I’ve come to believe that some of us — including me — aren’t very good at knowing how to be happy. I don’t mean that in the sense that happy talk and positive thinking should be able to make us happy regardless of the circumstances. I mean that some of us had so much experience with being unhappy when we were young that we were trained to be unhappy — and that being happy is an unconsciously uncomfortable thing. When I look at times in my past when I should have been happy, it rarely lasted. I believe now that I found reasons to be unhappy — and caused real problems for myself — because being comfortable and happy felt so foreign to my programming. If I’m right, this means that some of us have to do more than just change our circumstances. It means we have to learn how to accept the happiness that we unconsciously fear we don’t deserve.

After I wrote last night about being happy, I thought of an old song that mirrored what I was feeling. After listening to the entire album, I found it remarkable how well the emotions of that music match my own heart at this point in my life. Bob Bennett’s “Matters of the Heart” came out while I was in college. Even after all these years, it holds up really well, and you can listen to the entire album on YouTube.
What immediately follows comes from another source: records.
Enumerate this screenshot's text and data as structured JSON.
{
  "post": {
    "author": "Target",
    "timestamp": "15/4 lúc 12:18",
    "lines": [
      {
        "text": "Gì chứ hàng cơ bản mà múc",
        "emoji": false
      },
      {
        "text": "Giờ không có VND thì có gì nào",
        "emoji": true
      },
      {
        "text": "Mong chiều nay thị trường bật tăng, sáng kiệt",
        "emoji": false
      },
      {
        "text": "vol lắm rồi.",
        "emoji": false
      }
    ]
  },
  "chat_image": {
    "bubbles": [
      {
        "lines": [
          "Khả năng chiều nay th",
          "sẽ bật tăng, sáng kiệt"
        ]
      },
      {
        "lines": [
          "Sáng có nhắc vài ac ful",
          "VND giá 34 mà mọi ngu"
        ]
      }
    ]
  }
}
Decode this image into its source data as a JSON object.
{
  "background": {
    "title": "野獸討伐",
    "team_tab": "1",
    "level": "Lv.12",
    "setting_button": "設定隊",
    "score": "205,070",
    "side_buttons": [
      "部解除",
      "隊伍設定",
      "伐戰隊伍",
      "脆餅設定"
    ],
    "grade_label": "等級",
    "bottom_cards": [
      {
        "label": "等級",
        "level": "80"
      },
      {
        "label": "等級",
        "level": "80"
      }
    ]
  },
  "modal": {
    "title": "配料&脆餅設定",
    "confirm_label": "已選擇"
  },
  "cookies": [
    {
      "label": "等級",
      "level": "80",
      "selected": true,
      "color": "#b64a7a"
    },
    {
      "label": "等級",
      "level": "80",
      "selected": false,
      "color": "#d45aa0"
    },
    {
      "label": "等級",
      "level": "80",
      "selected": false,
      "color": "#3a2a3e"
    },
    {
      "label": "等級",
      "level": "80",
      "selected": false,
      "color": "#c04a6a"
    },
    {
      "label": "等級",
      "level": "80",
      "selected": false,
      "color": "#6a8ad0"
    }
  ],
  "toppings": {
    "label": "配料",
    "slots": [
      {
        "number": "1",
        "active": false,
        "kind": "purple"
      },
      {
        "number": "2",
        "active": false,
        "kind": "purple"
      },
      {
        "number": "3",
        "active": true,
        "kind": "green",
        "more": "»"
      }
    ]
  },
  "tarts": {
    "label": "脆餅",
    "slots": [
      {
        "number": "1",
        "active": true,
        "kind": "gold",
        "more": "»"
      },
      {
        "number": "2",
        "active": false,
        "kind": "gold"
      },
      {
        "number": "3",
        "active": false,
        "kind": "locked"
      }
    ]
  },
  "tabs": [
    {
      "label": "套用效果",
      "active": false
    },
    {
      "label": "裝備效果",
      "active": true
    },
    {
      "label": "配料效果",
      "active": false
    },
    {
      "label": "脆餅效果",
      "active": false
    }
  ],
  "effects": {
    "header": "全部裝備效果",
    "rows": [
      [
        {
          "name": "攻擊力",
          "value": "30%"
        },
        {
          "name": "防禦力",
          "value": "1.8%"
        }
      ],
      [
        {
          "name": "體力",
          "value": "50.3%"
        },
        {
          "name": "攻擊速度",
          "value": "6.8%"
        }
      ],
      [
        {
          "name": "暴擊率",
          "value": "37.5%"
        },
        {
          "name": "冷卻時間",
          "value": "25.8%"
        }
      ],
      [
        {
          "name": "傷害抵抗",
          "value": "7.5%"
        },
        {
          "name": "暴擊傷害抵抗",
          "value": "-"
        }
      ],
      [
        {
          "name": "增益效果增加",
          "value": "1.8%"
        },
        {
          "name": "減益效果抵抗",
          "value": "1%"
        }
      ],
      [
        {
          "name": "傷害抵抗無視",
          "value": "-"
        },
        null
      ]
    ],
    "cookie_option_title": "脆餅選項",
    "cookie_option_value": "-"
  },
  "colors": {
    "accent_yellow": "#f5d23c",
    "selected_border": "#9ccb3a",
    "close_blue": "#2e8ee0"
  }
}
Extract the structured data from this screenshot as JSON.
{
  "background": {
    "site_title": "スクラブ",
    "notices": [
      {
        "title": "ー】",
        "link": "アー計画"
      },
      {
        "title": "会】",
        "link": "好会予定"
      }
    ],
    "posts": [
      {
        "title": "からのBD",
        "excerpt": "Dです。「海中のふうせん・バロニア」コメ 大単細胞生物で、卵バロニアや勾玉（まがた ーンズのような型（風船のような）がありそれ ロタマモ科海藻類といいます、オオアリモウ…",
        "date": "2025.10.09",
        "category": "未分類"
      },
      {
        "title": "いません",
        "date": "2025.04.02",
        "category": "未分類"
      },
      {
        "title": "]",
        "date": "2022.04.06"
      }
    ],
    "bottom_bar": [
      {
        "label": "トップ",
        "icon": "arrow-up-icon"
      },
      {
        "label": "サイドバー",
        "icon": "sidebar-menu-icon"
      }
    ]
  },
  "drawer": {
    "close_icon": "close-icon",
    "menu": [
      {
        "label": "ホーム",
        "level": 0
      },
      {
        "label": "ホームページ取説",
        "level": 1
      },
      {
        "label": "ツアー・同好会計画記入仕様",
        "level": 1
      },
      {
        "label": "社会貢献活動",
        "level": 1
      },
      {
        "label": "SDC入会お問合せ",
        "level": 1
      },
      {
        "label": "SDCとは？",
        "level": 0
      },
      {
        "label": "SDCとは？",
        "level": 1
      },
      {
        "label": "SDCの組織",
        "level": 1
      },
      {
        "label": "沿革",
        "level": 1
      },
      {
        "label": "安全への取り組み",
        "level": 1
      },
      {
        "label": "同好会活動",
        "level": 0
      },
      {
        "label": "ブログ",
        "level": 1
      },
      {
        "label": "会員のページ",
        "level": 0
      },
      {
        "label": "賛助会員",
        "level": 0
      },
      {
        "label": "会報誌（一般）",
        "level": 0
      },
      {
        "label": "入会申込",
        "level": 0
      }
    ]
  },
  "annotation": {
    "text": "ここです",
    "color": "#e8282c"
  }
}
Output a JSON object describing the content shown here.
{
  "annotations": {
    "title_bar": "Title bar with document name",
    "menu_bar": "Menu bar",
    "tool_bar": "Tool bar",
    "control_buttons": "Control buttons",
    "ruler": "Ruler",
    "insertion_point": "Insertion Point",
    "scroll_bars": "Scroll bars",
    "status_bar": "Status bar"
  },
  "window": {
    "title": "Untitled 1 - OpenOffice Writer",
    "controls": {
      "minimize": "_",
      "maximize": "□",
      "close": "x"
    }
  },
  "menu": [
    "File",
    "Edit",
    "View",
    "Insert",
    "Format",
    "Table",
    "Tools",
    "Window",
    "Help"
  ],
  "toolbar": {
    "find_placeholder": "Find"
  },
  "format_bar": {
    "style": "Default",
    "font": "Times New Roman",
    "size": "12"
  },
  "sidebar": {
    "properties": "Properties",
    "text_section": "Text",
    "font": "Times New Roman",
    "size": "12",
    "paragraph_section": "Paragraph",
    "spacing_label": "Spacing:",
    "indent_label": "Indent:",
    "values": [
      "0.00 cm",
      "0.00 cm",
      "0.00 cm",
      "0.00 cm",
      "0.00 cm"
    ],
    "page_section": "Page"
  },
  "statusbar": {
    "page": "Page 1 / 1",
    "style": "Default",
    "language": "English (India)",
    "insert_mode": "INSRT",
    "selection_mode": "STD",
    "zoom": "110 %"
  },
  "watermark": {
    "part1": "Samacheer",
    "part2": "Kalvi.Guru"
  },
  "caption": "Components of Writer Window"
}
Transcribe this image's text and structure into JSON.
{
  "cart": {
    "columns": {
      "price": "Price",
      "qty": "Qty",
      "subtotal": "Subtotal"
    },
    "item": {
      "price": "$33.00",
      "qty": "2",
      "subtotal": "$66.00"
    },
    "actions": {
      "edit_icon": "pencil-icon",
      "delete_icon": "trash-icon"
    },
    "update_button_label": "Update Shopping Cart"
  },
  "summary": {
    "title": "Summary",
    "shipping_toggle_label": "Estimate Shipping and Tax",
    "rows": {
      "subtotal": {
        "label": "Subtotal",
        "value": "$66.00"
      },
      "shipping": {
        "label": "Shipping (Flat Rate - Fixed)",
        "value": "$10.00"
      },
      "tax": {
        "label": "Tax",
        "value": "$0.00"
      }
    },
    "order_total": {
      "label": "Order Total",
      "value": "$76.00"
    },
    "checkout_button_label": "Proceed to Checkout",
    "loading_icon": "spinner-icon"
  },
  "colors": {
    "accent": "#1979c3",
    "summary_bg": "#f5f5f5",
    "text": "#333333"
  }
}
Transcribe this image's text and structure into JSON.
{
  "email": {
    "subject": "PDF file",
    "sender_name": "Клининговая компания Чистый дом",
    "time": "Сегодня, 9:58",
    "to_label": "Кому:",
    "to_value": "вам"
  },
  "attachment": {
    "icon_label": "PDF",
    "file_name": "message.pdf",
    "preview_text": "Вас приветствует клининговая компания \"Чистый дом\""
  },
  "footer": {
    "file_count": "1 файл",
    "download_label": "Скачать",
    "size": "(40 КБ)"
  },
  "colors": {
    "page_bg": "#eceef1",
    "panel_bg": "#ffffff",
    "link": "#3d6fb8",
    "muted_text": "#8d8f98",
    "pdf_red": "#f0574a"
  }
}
The specific song which matched my feelings last night was “Madness Dancing,” but I still find every song on the album to be strong with the exception of the eighth and ninth. (The song about his parents, called “1951,” is especially poignant.) In fact, the opening and closing songs paint a picture of my heart at its best now in these lines: “A light shining in this heart of darkness, A new beginning and a miracle, Day by day the integration of the concrete and the spiritual.” It’s old music that you’ve probably never heard, but it means a lot to me.